M. le ministre de la justice (M. Bara). - Le gouvernement sera à la disposition du Sénat lorsque cette assemblée abordera le Code pénal ; quant à détacher de ce Code les articles sur la coalition, je n'y vois pas d'inconvénients ; mais si le Sénat voulait aborder incessamment la discussion du Code pénal, il me semble qu'il ne serait peut-être pas nécessaire de donner suite à la demande de M. Guillery. Si, au contraire, le Sénat croyait devoir retarder la discussion du Code pénal, je serais disposé à faire des articles relatifs aux coalitions, l'objet d'une loi spéciale.

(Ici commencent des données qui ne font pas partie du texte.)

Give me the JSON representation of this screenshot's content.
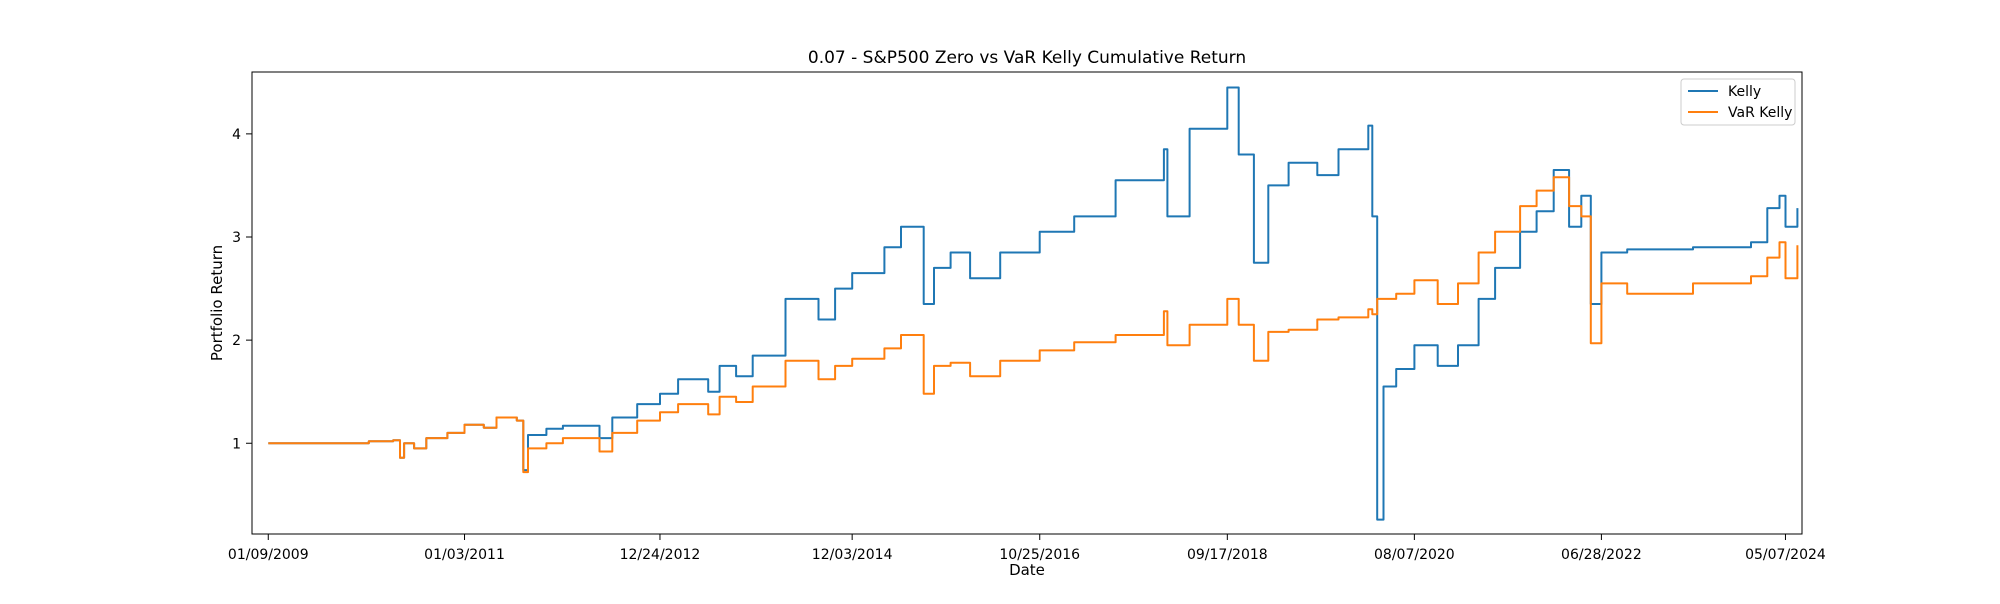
{
  "chart_data": {
    "type": "line",
    "title": "0.07 - S&P500 Zero vs VaR Kelly Cumulative Return",
    "xlabel": "Date",
    "ylabel": "Portfolio Return",
    "x_range": [
      "2008-11-10",
      "2024-07-07"
    ],
    "y_range": [
      0.12,
      4.6
    ],
    "x_ticks": [
      {
        "date": "2009-01-09",
        "label": "01/09/2009"
      },
      {
        "date": "2011-01-03",
        "label": "01/03/2011"
      },
      {
        "date": "2012-12-24",
        "label": "12/24/2012"
      },
      {
        "date": "2014-12-03",
        "label": "12/03/2014"
      },
      {
        "date": "2016-10-25",
        "label": "10/25/2016"
      },
      {
        "date": "2018-09-17",
        "label": "09/17/2018"
      },
      {
        "date": "2020-08-07",
        "label": "08/07/2020"
      },
      {
        "date": "2022-06-28",
        "label": "06/28/2022"
      },
      {
        "date": "2024-05-07",
        "label": "05/07/2024"
      }
    ],
    "y_ticks": [
      1,
      2,
      3,
      4
    ],
    "grid": false,
    "legend_position": "top-right",
    "series": [
      {
        "name": "Kelly",
        "color": "#1f77b4",
        "points": [
          [
            "2009-01-09",
            1.0
          ],
          [
            "2010-01-15",
            1.02
          ],
          [
            "2010-04-15",
            1.03
          ],
          [
            "2010-05-10",
            0.86
          ],
          [
            "2010-05-25",
            1.0
          ],
          [
            "2010-07-01",
            0.95
          ],
          [
            "2010-08-15",
            1.05
          ],
          [
            "2010-11-01",
            1.1
          ],
          [
            "2011-01-03",
            1.18
          ],
          [
            "2011-03-15",
            1.15
          ],
          [
            "2011-05-01",
            1.25
          ],
          [
            "2011-07-15",
            1.22
          ],
          [
            "2011-08-08",
            0.74
          ],
          [
            "2011-08-25",
            1.08
          ],
          [
            "2011-11-01",
            1.14
          ],
          [
            "2012-01-01",
            1.17
          ],
          [
            "2012-05-15",
            1.05
          ],
          [
            "2012-07-01",
            1.25
          ],
          [
            "2012-10-01",
            1.38
          ],
          [
            "2012-12-24",
            1.48
          ],
          [
            "2013-03-01",
            1.62
          ],
          [
            "2013-06-20",
            1.5
          ],
          [
            "2013-08-01",
            1.75
          ],
          [
            "2013-10-01",
            1.65
          ],
          [
            "2013-12-01",
            1.85
          ],
          [
            "2014-04-01",
            2.4
          ],
          [
            "2014-08-01",
            2.2
          ],
          [
            "2014-10-01",
            2.5
          ],
          [
            "2014-12-03",
            2.65
          ],
          [
            "2015-04-01",
            2.9
          ],
          [
            "2015-06-01",
            3.1
          ],
          [
            "2015-08-24",
            2.35
          ],
          [
            "2015-10-01",
            2.7
          ],
          [
            "2015-12-01",
            2.85
          ],
          [
            "2016-02-11",
            2.6
          ],
          [
            "2016-06-01",
            2.85
          ],
          [
            "2016-10-25",
            3.05
          ],
          [
            "2017-03-01",
            3.2
          ],
          [
            "2017-08-01",
            3.55
          ],
          [
            "2018-01-26",
            3.85
          ],
          [
            "2018-02-08",
            3.2
          ],
          [
            "2018-05-01",
            4.05
          ],
          [
            "2018-09-17",
            4.45
          ],
          [
            "2018-10-29",
            3.8
          ],
          [
            "2018-12-24",
            2.75
          ],
          [
            "2019-02-15",
            3.5
          ],
          [
            "2019-05-01",
            3.72
          ],
          [
            "2019-08-15",
            3.6
          ],
          [
            "2019-11-01",
            3.85
          ],
          [
            "2020-02-19",
            4.08
          ],
          [
            "2020-03-05",
            3.2
          ],
          [
            "2020-03-23",
            0.26
          ],
          [
            "2020-04-15",
            1.55
          ],
          [
            "2020-06-01",
            1.72
          ],
          [
            "2020-08-07",
            1.95
          ],
          [
            "2020-11-01",
            1.75
          ],
          [
            "2021-01-15",
            1.95
          ],
          [
            "2021-04-01",
            2.4
          ],
          [
            "2021-06-01",
            2.7
          ],
          [
            "2021-09-01",
            3.05
          ],
          [
            "2021-11-01",
            3.25
          ],
          [
            "2022-01-03",
            3.65
          ],
          [
            "2022-03-01",
            3.1
          ],
          [
            "2022-04-15",
            3.4
          ],
          [
            "2022-05-20",
            2.35
          ],
          [
            "2022-06-28",
            2.85
          ],
          [
            "2022-10-01",
            2.88
          ],
          [
            "2023-06-01",
            2.9
          ],
          [
            "2024-01-01",
            2.95
          ],
          [
            "2024-03-01",
            3.28
          ],
          [
            "2024-04-15",
            3.4
          ],
          [
            "2024-05-07",
            3.1
          ],
          [
            "2024-06-20",
            3.28
          ]
        ]
      },
      {
        "name": "VaR Kelly",
        "color": "#ff7f0e",
        "points": [
          [
            "2009-01-09",
            1.0
          ],
          [
            "2010-01-15",
            1.02
          ],
          [
            "2010-04-15",
            1.03
          ],
          [
            "2010-05-10",
            0.86
          ],
          [
            "2010-05-25",
            1.0
          ],
          [
            "2010-07-01",
            0.95
          ],
          [
            "2010-08-15",
            1.05
          ],
          [
            "2010-11-01",
            1.1
          ],
          [
            "2011-01-03",
            1.18
          ],
          [
            "2011-03-15",
            1.15
          ],
          [
            "2011-05-01",
            1.25
          ],
          [
            "2011-07-15",
            1.22
          ],
          [
            "2011-08-08",
            0.72
          ],
          [
            "2011-08-25",
            0.95
          ],
          [
            "2011-11-01",
            1.0
          ],
          [
            "2012-01-01",
            1.05
          ],
          [
            "2012-05-15",
            0.92
          ],
          [
            "2012-07-01",
            1.1
          ],
          [
            "2012-10-01",
            1.22
          ],
          [
            "2012-12-24",
            1.3
          ],
          [
            "2013-03-01",
            1.38
          ],
          [
            "2013-06-20",
            1.28
          ],
          [
            "2013-08-01",
            1.45
          ],
          [
            "2013-10-01",
            1.4
          ],
          [
            "2013-12-01",
            1.55
          ],
          [
            "2014-04-01",
            1.8
          ],
          [
            "2014-08-01",
            1.62
          ],
          [
            "2014-10-01",
            1.75
          ],
          [
            "2014-12-03",
            1.82
          ],
          [
            "2015-04-01",
            1.92
          ],
          [
            "2015-06-01",
            2.05
          ],
          [
            "2015-08-24",
            1.48
          ],
          [
            "2015-10-01",
            1.75
          ],
          [
            "2015-12-01",
            1.78
          ],
          [
            "2016-02-11",
            1.65
          ],
          [
            "2016-06-01",
            1.8
          ],
          [
            "2016-10-25",
            1.9
          ],
          [
            "2017-03-01",
            1.98
          ],
          [
            "2017-08-01",
            2.05
          ],
          [
            "2018-01-26",
            2.28
          ],
          [
            "2018-02-08",
            1.95
          ],
          [
            "2018-05-01",
            2.15
          ],
          [
            "2018-09-17",
            2.4
          ],
          [
            "2018-10-29",
            2.15
          ],
          [
            "2018-12-24",
            1.8
          ],
          [
            "2019-02-15",
            2.08
          ],
          [
            "2019-05-01",
            2.1
          ],
          [
            "2019-08-15",
            2.2
          ],
          [
            "2019-11-01",
            2.22
          ],
          [
            "2020-02-19",
            2.3
          ],
          [
            "2020-03-05",
            2.25
          ],
          [
            "2020-03-23",
            2.4
          ],
          [
            "2020-06-01",
            2.45
          ],
          [
            "2020-08-07",
            2.58
          ],
          [
            "2020-11-01",
            2.35
          ],
          [
            "2021-01-15",
            2.55
          ],
          [
            "2021-04-01",
            2.85
          ],
          [
            "2021-06-01",
            3.05
          ],
          [
            "2021-09-01",
            3.3
          ],
          [
            "2021-11-01",
            3.45
          ],
          [
            "2022-01-03",
            3.58
          ],
          [
            "2022-03-01",
            3.3
          ],
          [
            "2022-04-15",
            3.2
          ],
          [
            "2022-05-20",
            1.97
          ],
          [
            "2022-06-28",
            2.55
          ],
          [
            "2022-10-01",
            2.45
          ],
          [
            "2023-06-01",
            2.55
          ],
          [
            "2024-01-01",
            2.62
          ],
          [
            "2024-03-01",
            2.8
          ],
          [
            "2024-04-15",
            2.95
          ],
          [
            "2024-05-07",
            2.6
          ],
          [
            "2024-06-20",
            2.92
          ]
        ]
      }
    ]
  }
}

M. Guillery a attaqué vivement le Code pénal militaire. Ce Code est un objet mixte qui dépend en partie du département de la guerre et en partie du département de la justice, et la réforme que M. Guillery demande est excessivement importante ; comme M. Guillery lui-même le disait tout à l'heure, dans un pays où il n'y a pas de conseil d'Etat, il est fort difficile de faire toutes les lois qu'on réclame ; néanmoins je chercherai à m'entendre avec le département de la guerre pour arriver à une révision de cette importante partie de notre législation. Je reconnais avec M. Guillery qu'il y a dans le Code pénal militaire des dispositions odieuses contre lesquelles tout le monde proteste, et certainement si d'autres objets plus importants n'avaient préoccupé le gouvernement jusqu'à présent, je suis convaincu qu'il aurait déjà présenté un projet de réforme du Code pénal militaire. Déjà énormément de travaux sont soumis à la Chambre, et il est difficile de faire tout à la fois.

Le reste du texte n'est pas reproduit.